If you are old enough to remember when JFK was shot, you remember where you were that day. That is an example of the power of memory I recently discussed in Harness the Power of Nostalgia to Find Happiness .
If you were not old enough or not around yet in 1963, I am sure you have read and heard many stories surrounding that day and the times of the 1960’s.
And this is my story of that day:
50 Years Ago – A Day of Shock Remembered: JFK Assassinated
We all know the ever-burning light on J.F. Kennedy’s resting place but not everyone was alive or too young when it was lid.
“Where were you?” was the question today among many of us – boomers and pre-boomers – old enough to remember. Or, our children, grandchildren or the young who are curious and asked us.
And so the question circled in the women’s locker room at the YMCA. A group of us had just finished a water aerobics class. Most of us were old enough to remember this day 50 years ago. The conversation became lively. Everyone shared some brief memories of the moment.
But Elsa shared a vivid picture of the common mood everyone recalled: shock, stunned, disbelief, intense grief, almost despair:
I was 18 and went with my mom to the mall to do some early Christmas shopping,” Elsa said. “Suddenly we heard from somewhere, a loud-speaker or what, saying that the President was shot, dead. We stood there like frozen; so did others who had heard it. And then my mother said: ‘Let’s go to that TV store over there, they might have the TV on. I think this is some crazy guy trying a prank on us. ‘I don’t remember how long we were at that TV store. But it was long. More and more people came in but nobody talked; we all stared at that TV; remember those black & white ones at that time. Then my mother whispered to me: ‘Let’s go, what will become of us? What have we done? We killed him. Oh my, my, my.’ She just shook her head. And on our way home, Mom didn’t say nothing. In the car, I looked over and tears were running down her cheeks. ‘Elsa,’ she said, ‘we have to light a candle at home; I need some hope and strength for our country to pull through this one. We just don’t kill our own President, do you know what that means?’ she whispered.
Unexpectedly, the group asked me: “And where were you, do you remember any?” I took a deep breath. My memory was unlike anyone’s in the locker room. I was still thinking about what Elsa’s Mom said: “. . . do you know what that means?” No, I did not know what that meant, nor did I have any concept of the President or our government. All I knew was his name, President John F. Kennedy, though I was old enough to know: 22 years old.
November 1963: I just had gotten my first job as a nurse at St. Vincent Hospital in New York City, N.Y., equipped with two tiny dictionaries, one English-German for the left pocket and one German-English for the right. I barely could speak English. I had left Germany in April of that year with a one-way ticket to New York to start a new life and to follow the American Dream like so many of the WWII generation.
I did not know what that Dream really meant. But, when around 1946 the American soldiers had occupied our small town, they were incredibly kind to us children. They gave us chewing gum (my first), white bread and yellow cheese – not any ‘cheese cake’ will come close to the delicious taste of that slice I remember. The soldiers were so much fun, played loud music and were sitting in the windows with their legs dangling – unheard of or tolerated in our homes. I so loved that ‘free spirit!’ and I knew later that those were the seeds of my dream planted.
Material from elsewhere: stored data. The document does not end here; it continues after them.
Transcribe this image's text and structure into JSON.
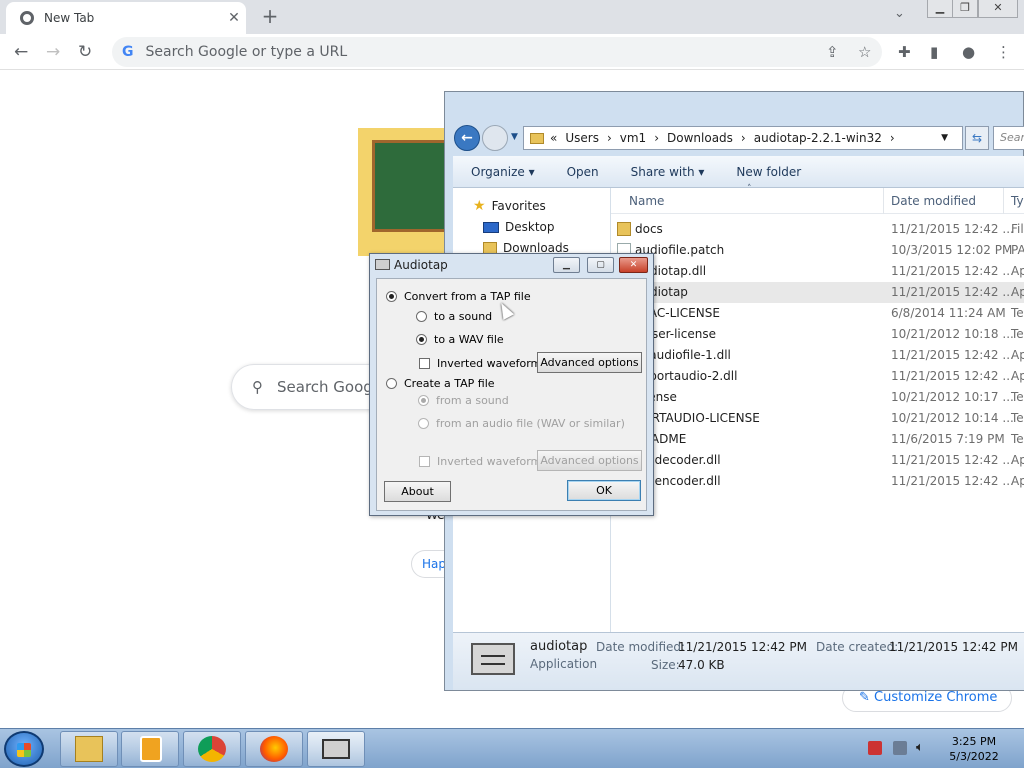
{
  "browser": {
    "tab_title": "New Tab",
    "tab_close": "✕",
    "new_tab": "+",
    "tab_menu": "⌄",
    "omnibox_placeholder": "Search Google or type a URL",
    "ntp_search_placeholder": "Search Goog",
    "peek_text": "We",
    "peek_chip": "Hap",
    "customize_label": "Customize Chrome"
  },
  "explorer": {
    "breadcrumb": [
      "«",
      "Users",
      "›",
      "vm1",
      "›",
      "Downloads",
      "›",
      "audiotap-2.2.1-win32",
      "›"
    ],
    "search_placeholder": "Search",
    "toolbar": [
      "Organize ▾",
      "Open",
      "Share with ▾",
      "New folder"
    ],
    "nav": {
      "favorites": "Favorites",
      "desktop": "Desktop",
      "downloads": "Downloads"
    },
    "columns": {
      "name": "Name",
      "date": "Date modified",
      "type": "Ty"
    },
    "files": [
      {
        "name": "docs",
        "date": "11/21/2015 12:42 ...",
        "type": "File",
        "icon": "folder"
      },
      {
        "name": "audiofile.patch",
        "date": "10/3/2015 12:02 PM",
        "type": "PA",
        "icon": "doc"
      },
      {
        "name": "audiotap.dll",
        "date": "11/21/2015 12:42 ...",
        "type": "Ap",
        "icon": "doc"
      },
      {
        "name": "audiotap",
        "date": "11/21/2015 12:42 ...",
        "type": "Ap",
        "icon": "app",
        "selected": true
      },
      {
        "name": "FLAC-LICENSE",
        "date": "6/8/2014 11:24 AM",
        "type": "Te",
        "icon": "doc"
      },
      {
        "name": "lesser-license",
        "date": "10/21/2012 10:18 ...",
        "type": "Te",
        "icon": "doc"
      },
      {
        "name": "libaudiofile-1.dll",
        "date": "11/21/2015 12:42 ...",
        "type": "Ap",
        "icon": "doc"
      },
      {
        "name": "libportaudio-2.dll",
        "date": "11/21/2015 12:42 ...",
        "type": "Ap",
        "icon": "doc"
      },
      {
        "name": "license",
        "date": "10/21/2012 10:17 ...",
        "type": "Te",
        "icon": "doc"
      },
      {
        "name": "PORTAUDIO-LICENSE",
        "date": "10/21/2012 10:14 ...",
        "type": "Te",
        "icon": "doc"
      },
      {
        "name": "README",
        "date": "11/6/2015 7:19 PM",
        "type": "Te",
        "icon": "doc"
      },
      {
        "name": "tapdecoder.dll",
        "date": "11/21/2015 12:42 ...",
        "type": "Ap",
        "icon": "doc"
      },
      {
        "name": "tapencoder.dll",
        "date": "11/21/2015 12:42 ...",
        "type": "Ap",
        "icon": "doc"
      }
    ],
    "details": {
      "name": "audiotap",
      "type": "Application",
      "modified_label": "Date modified:",
      "modified_value": "11/21/2015 12:42 PM",
      "created_label": "Date created:",
      "created_value": "11/21/2015 12:42 PM",
      "size_label": "Size:",
      "size_value": "47.0 KB"
    }
  },
  "dialog": {
    "title": "Audiotap",
    "minimize": "▁",
    "maximize": "▢",
    "close": "✕",
    "convert_from_tap": "Convert from a TAP file",
    "to_sound": "to a sound",
    "to_wav": "to a WAV file",
    "inverted_waveform": "Inverted waveform",
    "advanced_options": "Advanced options",
    "create_tap": "Create a TAP file",
    "from_sound": "from a sound",
    "from_audio_file": "from an audio file (WAV or similar)",
    "inverted_waveform_2": "Inverted waveform",
    "advanced_options_2": "Advanced options",
    "about": "About",
    "ok": "OK"
  },
  "taskbar": {
    "time": "3:25 PM",
    "date": "5/3/2022"
  }
}
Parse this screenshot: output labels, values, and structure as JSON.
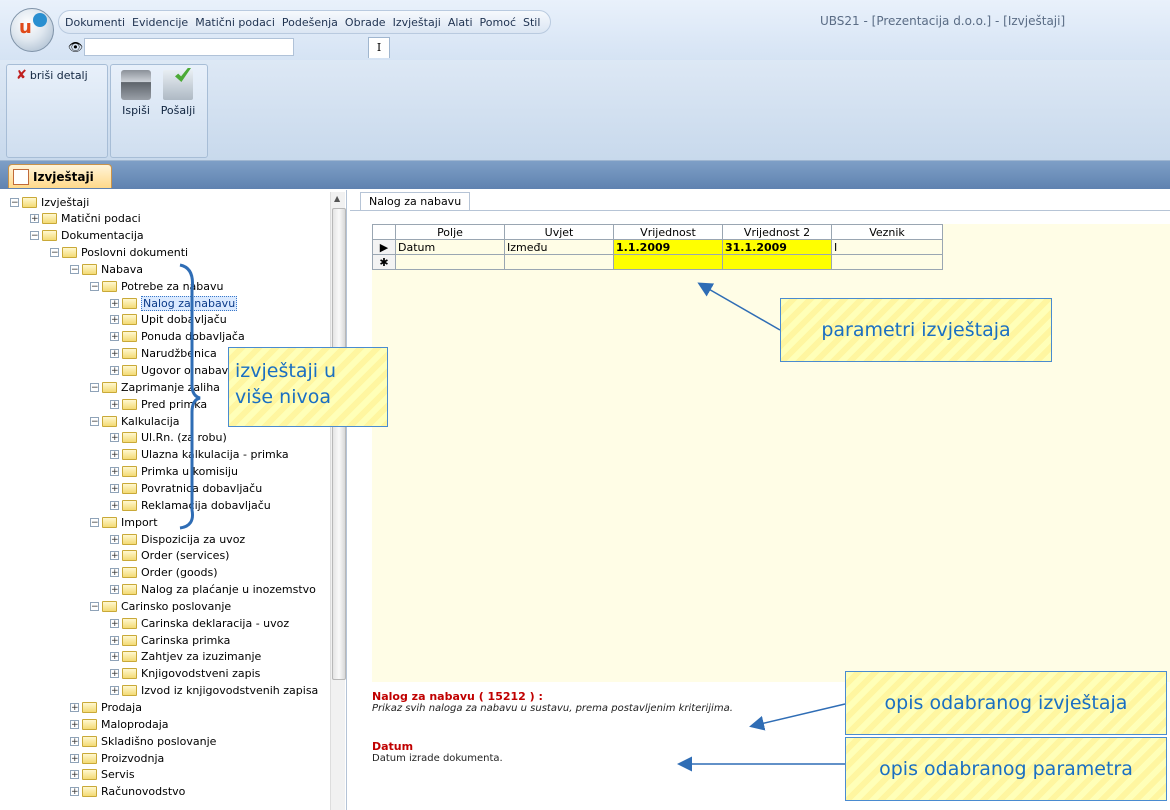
{
  "menu": [
    "Dokumenti",
    "Evidencije",
    "Matični podaci",
    "Podešenja",
    "Obrade",
    "Izvještaji",
    "Alati",
    "Pomoć",
    "Stil"
  ],
  "app_title": "UBS21 - [Prezentacija d.o.o.] - [Izvještaji]",
  "doc_tab": "I",
  "ribbon": {
    "delete_detail": "briši detalj",
    "print": "Ispiši",
    "send": "Pošalji"
  },
  "main_tab": "Izvještaji",
  "tree": [
    {
      "level": 0,
      "pm": "−",
      "label": "Izvještaji"
    },
    {
      "level": 1,
      "pm": "+",
      "label": "Matični podaci"
    },
    {
      "level": 1,
      "pm": "−",
      "label": "Dokumentacija"
    },
    {
      "level": 2,
      "pm": "−",
      "label": "Poslovni dokumenti"
    },
    {
      "level": 3,
      "pm": "−",
      "label": "Nabava"
    },
    {
      "level": 4,
      "pm": "−",
      "label": "Potrebe za nabavu"
    },
    {
      "level": 5,
      "pm": "+",
      "label": "Nalog za nabavu",
      "selected": true
    },
    {
      "level": 5,
      "pm": "+",
      "label": "Upit dobavljaču"
    },
    {
      "level": 5,
      "pm": "+",
      "label": "Ponuda dobavljača"
    },
    {
      "level": 5,
      "pm": "+",
      "label": "Narudžbenica"
    },
    {
      "level": 5,
      "pm": "+",
      "label": "Ugovor o nabavi"
    },
    {
      "level": 4,
      "pm": "−",
      "label": "Zaprimanje zaliha"
    },
    {
      "level": 5,
      "pm": "+",
      "label": "Pred primka"
    },
    {
      "level": 4,
      "pm": "−",
      "label": "Kalkulacija"
    },
    {
      "level": 5,
      "pm": "+",
      "label": "Ul.Rn. (za robu)"
    },
    {
      "level": 5,
      "pm": "+",
      "label": "Ulazna kalkulacija - primka"
    },
    {
      "level": 5,
      "pm": "+",
      "label": "Primka u komisiju"
    },
    {
      "level": 5,
      "pm": "+",
      "label": "Povratnica dobavljaču"
    },
    {
      "level": 5,
      "pm": "+",
      "label": "Reklamacija dobavljaču"
    },
    {
      "level": 4,
      "pm": "−",
      "label": "Import"
    },
    {
      "level": 5,
      "pm": "+",
      "label": "Dispozicija za uvoz"
    },
    {
      "level": 5,
      "pm": "+",
      "label": "Order (services)"
    },
    {
      "level": 5,
      "pm": "+",
      "label": "Order (goods)"
    },
    {
      "level": 5,
      "pm": "+",
      "label": "Nalog za plaćanje u inozemstvo"
    },
    {
      "level": 4,
      "pm": "−",
      "label": "Carinsko poslovanje"
    },
    {
      "level": 5,
      "pm": "+",
      "label": "Carinska deklaracija - uvoz"
    },
    {
      "level": 5,
      "pm": "+",
      "label": "Carinska primka"
    },
    {
      "level": 5,
      "pm": "+",
      "label": "Zahtjev za izuzimanje"
    },
    {
      "level": 5,
      "pm": "+",
      "label": "Knjigovodstveni zapis"
    },
    {
      "level": 5,
      "pm": "+",
      "label": "Izvod iz knjigovodstvenih zapisa"
    },
    {
      "level": 3,
      "pm": "+",
      "label": "Prodaja"
    },
    {
      "level": 3,
      "pm": "+",
      "label": "Maloprodaja"
    },
    {
      "level": 3,
      "pm": "+",
      "label": "Skladišno poslovanje"
    },
    {
      "level": 3,
      "pm": "+",
      "label": "Proizvodnja"
    },
    {
      "level": 3,
      "pm": "+",
      "label": "Servis"
    },
    {
      "level": 3,
      "pm": "+",
      "label": "Računovodstvo"
    }
  ],
  "right_tab": "Nalog za nabavu",
  "grid": {
    "headers": [
      "Polje",
      "Uvjet",
      "Vrijednost",
      "Vrijednost 2",
      "Veznik"
    ],
    "row": [
      "Datum",
      "Između",
      "1.1.2009",
      "31.1.2009",
      "I"
    ]
  },
  "description": {
    "title": "Nalog za nabavu ( 15212 ) :",
    "text": "Prikaz svih naloga za nabavu u sustavu, prema postavljenim kriterijima.",
    "param_title": "Datum",
    "param_text": "Datum izrade dokumenta."
  },
  "callouts": {
    "params": "parametri izvještaja",
    "multilevel_1": "izvještaji u",
    "multilevel_2": "više nivoa",
    "report_desc": "opis odabranog izvještaja",
    "param_desc": "opis odabranog parametra"
  },
  "colors": {
    "callout_text": "#1a6fc2",
    "highlight": "#ffff00",
    "desc_title": "#c00000"
  }
}
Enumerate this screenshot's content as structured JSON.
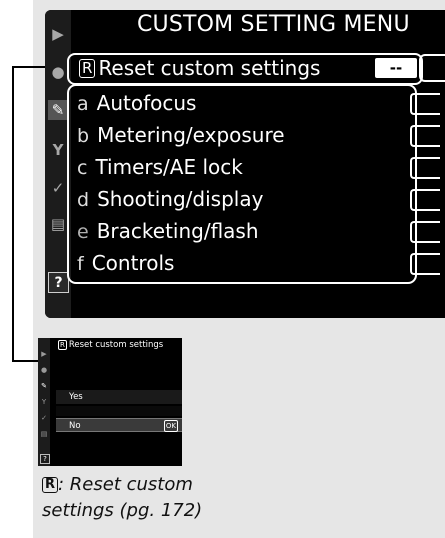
{
  "menu": {
    "title": "CUSTOM SETTING MENU",
    "reset": {
      "letter": "R",
      "label": "Reset custom settings",
      "value": "--"
    },
    "items": [
      {
        "letter": "a",
        "label": "Autofocus"
      },
      {
        "letter": "b",
        "label": "Metering/exposure"
      },
      {
        "letter": "c",
        "label": "Timers/AE lock"
      },
      {
        "letter": "d",
        "label": "Shooting/display"
      },
      {
        "letter": "e",
        "label": "Bracketing/flash"
      },
      {
        "letter": "f",
        "label": "Controls"
      }
    ],
    "tabs": [
      "playback-icon",
      "shooting-icon",
      "custom-setting-icon",
      "setup-icon",
      "retouch-icon",
      "my-menu-icon"
    ],
    "help_label": "?"
  },
  "sub_screen": {
    "title_letter": "R",
    "title": "Reset custom settings",
    "options": [
      {
        "label": "Yes"
      },
      {
        "label": "No",
        "badge": "OK"
      }
    ],
    "help_label": "?"
  },
  "caption": {
    "letter": "R",
    "text_line1": ": Reset custom",
    "text_line2": "settings (pg. 172)"
  }
}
Back to November 22, 1963. I was standing at the nurses’ station with another nurse and a doctor who was writing notes in a patient chart. Someone came over, said something to us but I could not understand it. The nurse burst out: “Good!” The doctor threw the pen and chart on the desk and lost it. He screamed at the nurse: “You are a disgrace!” I captured the word ‘disgrace,’ turned around to quickly look it up in my little dictionary. Others came and quite a commotion erupted. Patients came out of their rooms; a shock wave filled the hallway. The nurse was nowhere seen for the rest of the day. I slowly understood what had happened.
Reflecting back, that significant moment had profoundly affected me. I later realized that the hospital hallway that day, Nov. 22, 1963, represented a micro-community of our society: the politically opposing expressions; the immigrant; the people responding as the people to the horror of the moment and seeking comfort from each other. They all were free to express their feelings openly. That day also raised my curiosity to become informed, to learn and to understand better what America really means and why so many like myself seek the American Dream. It is the FREEDOM: freedom to express, freedom to develop, freedom to live.
JFK’s assassination was an attack on our freedom and spirit. But did they break? Absolutely not! If it were so, the light on his memorial site would be long extinct. Instead, people from all over the world visit, absorb the glow of the fire and trust its meaning:
And The Glow From That Fire Can Truly Light The World!